Olivier Rogeau
Olivier Rogeau
Journaliste au Vif/L'Express
Opinion

26/02/14 à 12:06 - Mise à jour à 12:06

Choix du nom de famille : députés, ne votez pas ce projet de loi !

Le changement historique dans la transmission du nom de famille est-il vraiment un "progrès" ? Ou plutôt une source de confusion ? Montrer l'importance de la filiation patronymique n'a rien à voir avec une défense du patriarcat !

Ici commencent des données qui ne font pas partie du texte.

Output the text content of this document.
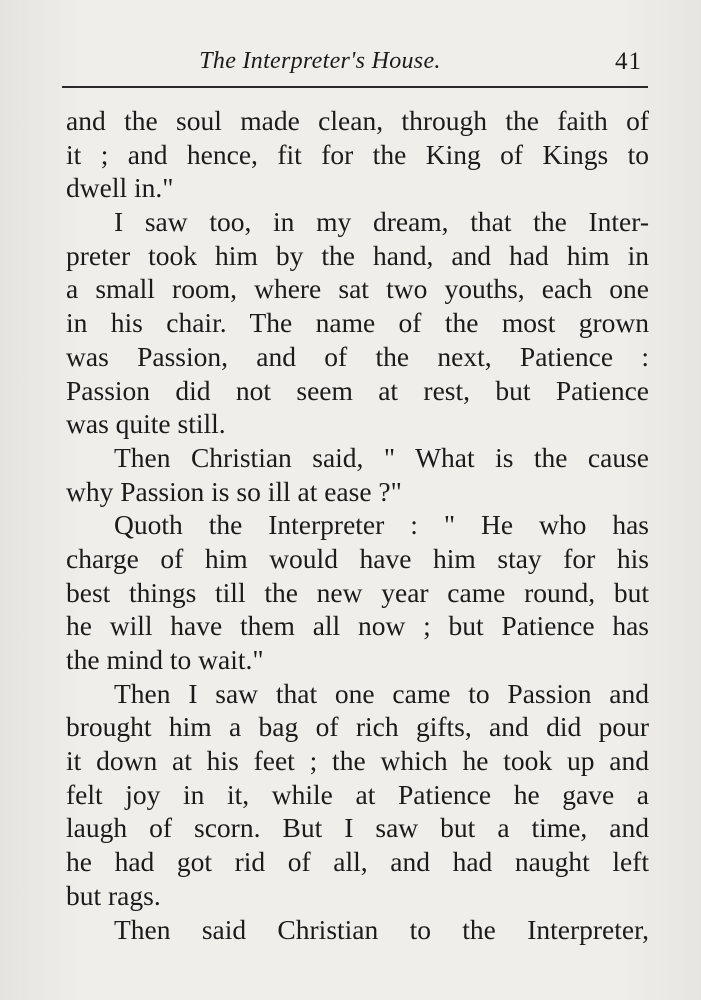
The Interpreter's House.	41
and the soul made clean, through the faith of
it ; and hence, fit for the King of Kings to
dwell in."
I saw too, in my dream, that the Inter-
preter took him by the hand, and had him in
a small room, where sat two youths, each one
in his chair. The name of the most grown
was Passion, and of the next, Patience :
Passion did not seem at rest, but Patience
was quite still.
Then Christian said, " What is the cause
why Passion is so ill at ease ?"
Quoth the Interpreter : " He who has
charge of him would have him stay for his
best things till the new year came round, but
he will have them all now ; but Patience has
the mind to wait."
Then I saw that one came to Passion and
brought him a bag of rich gifts, and did pour
it down at his feet ; the which he took up and
felt joy in it, while at Patience he gave a
laugh of scorn. But I saw but a time, and
he had got rid of all, and had naught left
but rags.
Then said Christian to the Interpreter,
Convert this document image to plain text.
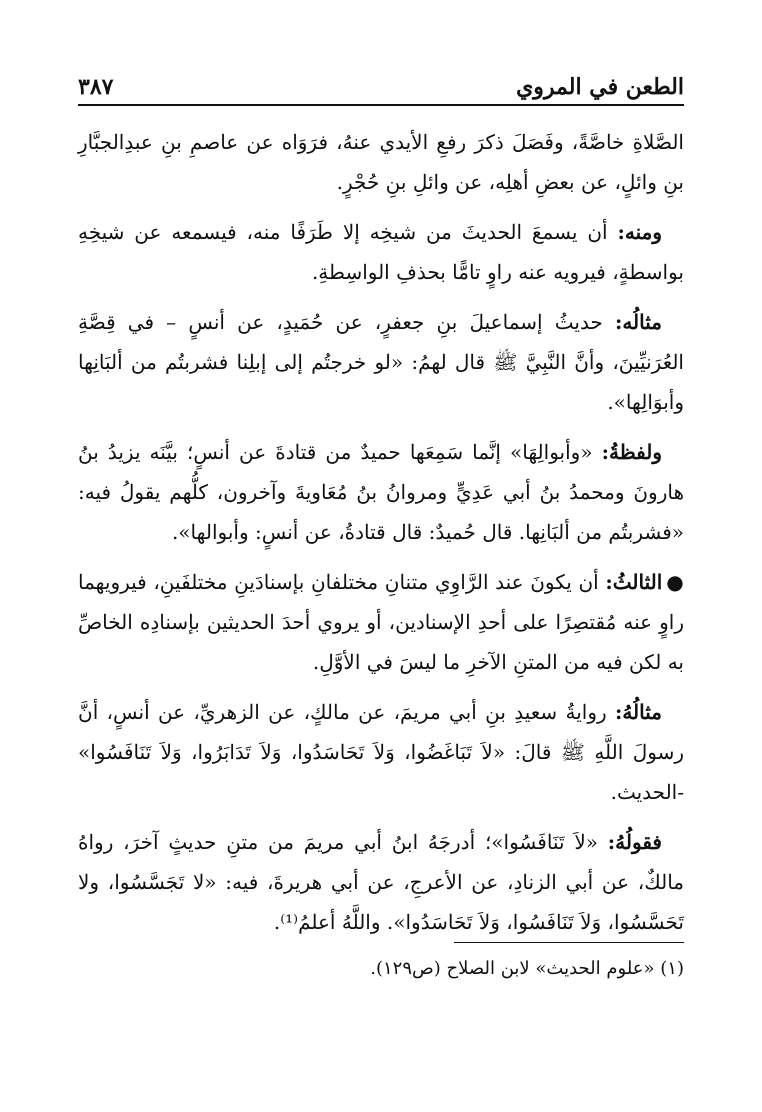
الطعن في المروي
٣٨٧

الصَّلاةِ خاصَّةً، وفَصَلَ ذكرَ رفعِ الأيدي عنهُ، فرَوَاه عن عاصمِ بنِ عبدِالجبَّارِ بنِ وائلٍ، عن بعضِ أهلِه، عن وائلِ بنِ حُجْرٍ.

ومنه: أن يسمعَ الحديثَ من شيخِه إلا طَرَفًا منه، فيسمعه عن شيخِهِ بواسطةٍ، فيرويه عنه راوٍ تامًّا بحذفِ الواسِطةِ.

مثالُه: حديثُ إسماعيلَ بنِ جعفرٍ، عن حُمَيدٍ، عن أنسٍ – في قِصَّةِ العُرَنيِّينَ، وأنَّ النَّبِيَّ ﷺ قال لهمُ: «لو خرجتُم إلى إبلِنا فشربتُم من ألبَانِها وأبوَالِها».

ولفظةُ: «وأبوالِهَا» إنَّما سَمِعَها حميدٌ من قتادةَ عن أنسٍ؛ بيَّنَه يزيدُ بنُ هارونَ ومحمدُ بنُ أبي عَدِيٍّ ومروانُ بنُ مُعَاويةَ وآخرون، كلُّهم يقولُ فيه: «فشربتُم من ألبَانِها. قال حُميدٌ: قال قتادةُ، عن أنسٍ: وأبوالها».

●الثالثُ: أن يكونَ عند الرَّاوِي متنانِ مختلفانِ بإسنادَينِ مختلفَينِ، فيرويهما راوٍ عنه مُقتصِرًا على أحدِ الإسنادين، أو يروي أحدَ الحديثين بإسنادِه الخاصِّ به لكن فيه من المتنِ الآخرِ ما ليسَ في الأوَّلِ.

مثالُهُ: روايةُ سعيدِ بنِ أبي مريمَ، عن مالكٍ، عن الزهريِّ، عن أنسٍ، أنَّ رسولَ اللَّهِ ﷺ قالَ: «لاَ تَبَاغَضُوا، وَلاَ تَحَاسَدُوا، وَلاَ تَدَابَرُوا، وَلاَ تَنَافَسُوا» -الحديث.

فقولُهُ: «لاَ تَنَافَسُوا»؛ أدرجَهُ ابنُ أبي مريمَ من متنِ حديثٍ آخرَ، رواهُ مالكٌ، عن أبي الزنادِ، عن الأعرجِ، عن أبي هريرةَ، فيه: «لا تَجَسَّسُوا، ولا تَحَسَّسُوا، وَلاَ تَنَافَسُوا، وَلاَ تَحَاسَدُوا». واللَّهُ أعلمُ⁽¹⁾.

(١) «علوم الحديث» لابن الصلاح (ص١٢٩).
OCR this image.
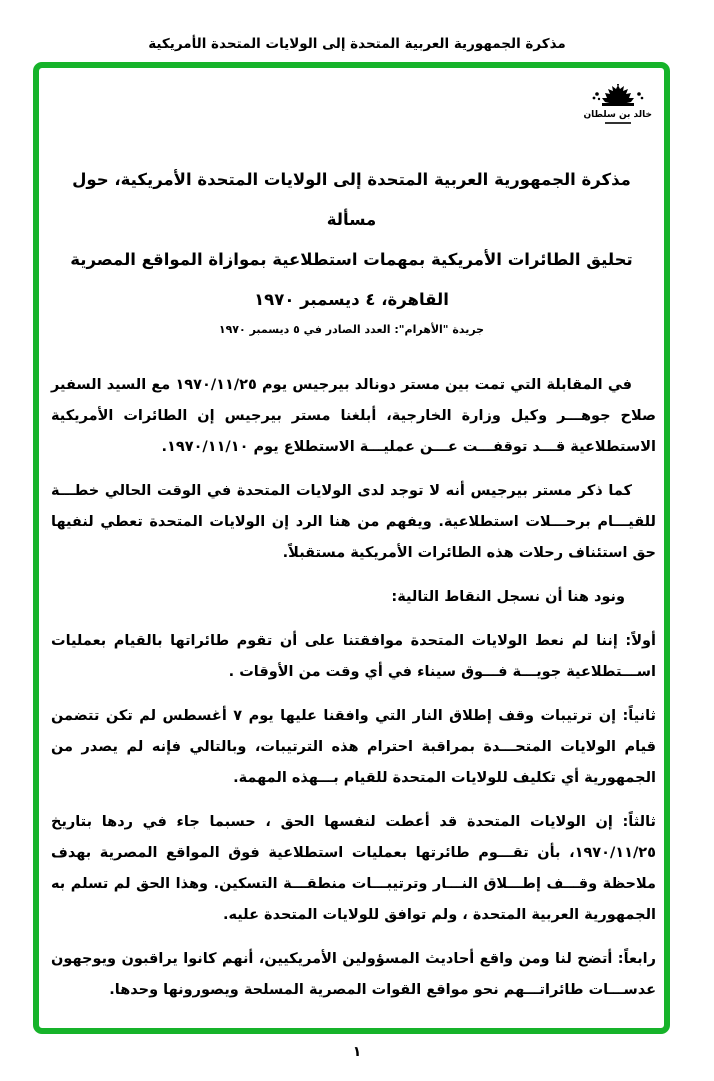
مذكرة الجمهورية العربية المتحدة إلى الولايات المتحدة الأمريكية
خالد بن سلطان
مذكرة الجمهورية العربية المتحدة إلى الولايات المتحدة الأمريكية، حول مسألة
تحليق الطائرات الأمريكية بمهمات استطلاعية بموازاة المواقع المصرية
القاهرة، ٤ ديسمبر ١٩٧٠
جريدة "الأهرام": العدد الصادر في ٥ ديسمبر ١٩٧٠

في المقابلة التي تمت بين مستر دونالد بيرجيس يوم ١٩٧٠/١١/٢٥ مع السيد السفير صلاح جوهـــر وكيل وزارة الخارجية، أبلغنا مستر بيرجيس إن الطائرات الأمريكية الاستطلاعية قـــد توقفـــت عـــن عمليـــة الاستطلاع يوم ١٩٧٠/١١/١٠.

كما ذكر مستر بيرجيس أنه لا توجد لدى الولايات المتحدة في الوقت الحالي خطـــة للقيـــام برحـــلات استطلاعية. ويفهم من هنا الرد إن الولايات المتحدة تعطي لنفيها حق استئناف رحلات هذه الطائرات الأمريكية مستقبلاً.

ونود هنا أن نسجل النقاط التالية:

أولاً: إننا لم نعط الولايات المتحدة موافقتنا على أن تقوم طائراتها بالقيام بعمليات اســـتطلاعية جويـــة فـــوق سيناء في أي وقت من الأوقات .

ثانياً: إن ترتيبات وقف إطلاق النار التي وافقنا عليها يوم ٧ أغسطس لم تكن تتضمن قيام الولايات المتحـــدة بمراقبة احترام هذه الترتيبات، وبالتالي فإنه لم يصدر من الجمهورية أي تكليف للولايات المتحدة للقيام بـــهذه المهمة.

ثالثاً: إن الولايات المتحدة قد أعطت لنفسها الحق ، حسبما جاء في ردها بتاريخ ١٩٧٠/١١/٢٥، بأن تقـــوم طائرتها بعمليات استطلاعية فوق المواقع المصرية بهدف ملاحظة وقـــف إطـــلاق النـــار وترتيبـــات منطقـــة التسكين. وهذا الحق لم تسلم به الجمهورية العربية المتحدة ، ولم توافق للولايات المتحدة عليه.

رابعاً: أتضح لنا ومن واقع أحاديث المسؤولين الأمريكيين، أنهم كانوا يراقبون ويوجهون عدســـات طائراتـــهم نحو مواقع القوات المصرية المسلحة ويصورونها وحدها.

١
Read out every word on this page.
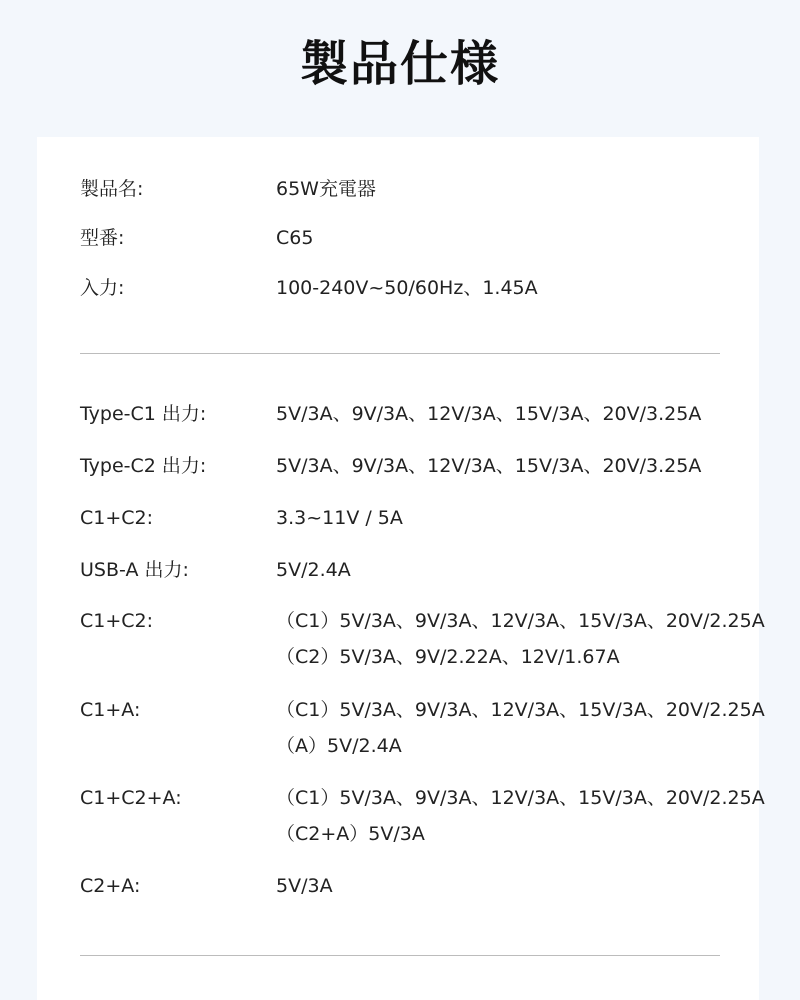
製品仕様
製品名:	65W充電器
型番:	C65
入力:	100-240V~50/60Hz、1.45A
Type-C1 出力:	5V/3A、9V/3A、12V/3A、15V/3A、20V/3.25A
Type-C2 出力:	5V/3A、9V/3A、12V/3A、15V/3A、20V/3.25A
C1+C2:	3.3~11V / 5A
USB-A 出力:	5V/2.4A
C1+C2:	（C1）5V/3A、9V/3A、12V/3A、15V/3A、20V/2.25A
（C2）5V/3A、9V/2.22A、12V/1.67A
C1+A:	（C1）5V/3A、9V/3A、12V/3A、15V/3A、20V/2.25A
（A）5V/2.4A
C1+C2+A:	（C1）5V/3A、9V/3A、12V/3A、15V/3A、20V/2.25A
（C2+A）5V/3A
C2+A:	5V/3A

Choix du nom de famille : députés, ne votez pas ce projet de loi !

© Thinkstock

Les hommes sont plus tourmentés que les femmes par les questions de filiation. Les femmes portent l'enfant, l'homme, lui, doit se contenter de porter le nom. Et encore ! Cette répartition des rôles - elle donne la vie, lui transmet le patronyme -, attestée dans nos régions depuis le XIe siècle, est aujourd'hui battue en brèche dans presque toute l'Europe. La Belgique, à son tour, rompt avec la filiation patronymique, une pratique qui plonge en réalité dans la nuit des temps et que l'on retrouve dans toutes les civilisations. Hier, en commission de la Justice de la Chambre, une majorité de députés ont adopté le projet de loi amendé relatif au nom de l'enfant. Ce texte instaure la liberté de choix des parents de donner le nom du père, de la mère ou des deux parents, dans l'ordre qu'ils souhaitent.

Si les parents ne parviennent pas à s'accorder, il était initialement prévu, dans le projet approuvé l'an dernier en conseil des ministres, que le nom du père serait donné. L'amendement voté hier modifie cette règle : en cas de désaccord ou en l'absence de choix, l'enfant portera le double nom, composé du nom du père et de celui de la mère. On peut s'interroger sur la "nécessité sociale" qu'il y avait à prendre à la hâte une telle mesure qui, constate avec inquiétude le CD&V, accorde une "liberté de choix extrême" aux parents. Certes, le débat belge sur le double nom de famille est déjà vieux d'une dizaine d'années au moins et la Belgique a été rappelée à l'ordre par le Conseil de l'Europe pour discrimination.

On peut néanmoins s'inquiéter légitimement des risques de confusion et d'insécurité juridique que porte un tel projet. Dix combinaisons de noms sont possibles à la deuxième génération ! De quoi hypothéquer le concept même de généalogie familiale, même si certaines précautions ont été retenues pour limiter les dégâts : si les parents choisissent un nom de famille composé pour leur petit dernier, les parents devront harmoniser, dans un délai d'un an, les noms de tous leurs enfants mineurs. Quand, dans une vingtaine d'années, les premiers Belges portant un nom composé se marieront entre eux, leurs enfants ne pourront, bien évidemment, porter un quadruple nom de famille.

Le projet de loi sera sans doute adopté à la chambre dans les prochaines semaines. Marque-t-il pour autant une réelle avancée de la société vers l'égalité hommes-femmes, comme le prétend aujourd'hui la ministre de la Justice Annemie Turtelboom (Open VLD) ? Est-ce "la fin d'un archaïsme", comme le proclament Karine Lalieux (PS) et Philippe Goffin (MR), qui n'hésitent pas à dire qu'ils "souhaitaient aller encore plus loin" ? "Il ne faut pas confondre une oppression patriarcale millénaire avec la fonction du nom propre", prévenait le psychanalyste Gérard Pommier lors de l'entrée en vigueur, le 1er janvier 2005, d'une loi similaire en France. "En prenant son nom, un enfant affirme sa propre autonomie, et cela en se séparant de sa mère. Et il ne le fera jamais si bien qu'en prenant un nom différent de celui qu'elle porte." La filiation patronymique n'est donc pas seulement le véhicule de valeurs patriarcales. Plus que cela, elle garantit symboliquement à l'enfant sa place parmi les siens. C'est cette garantie qui disparaît aujourd'hui, même si l'on peut prévoir que l'immense majorité des enfants continueront, fort heureusement, à porter le nom de leur père.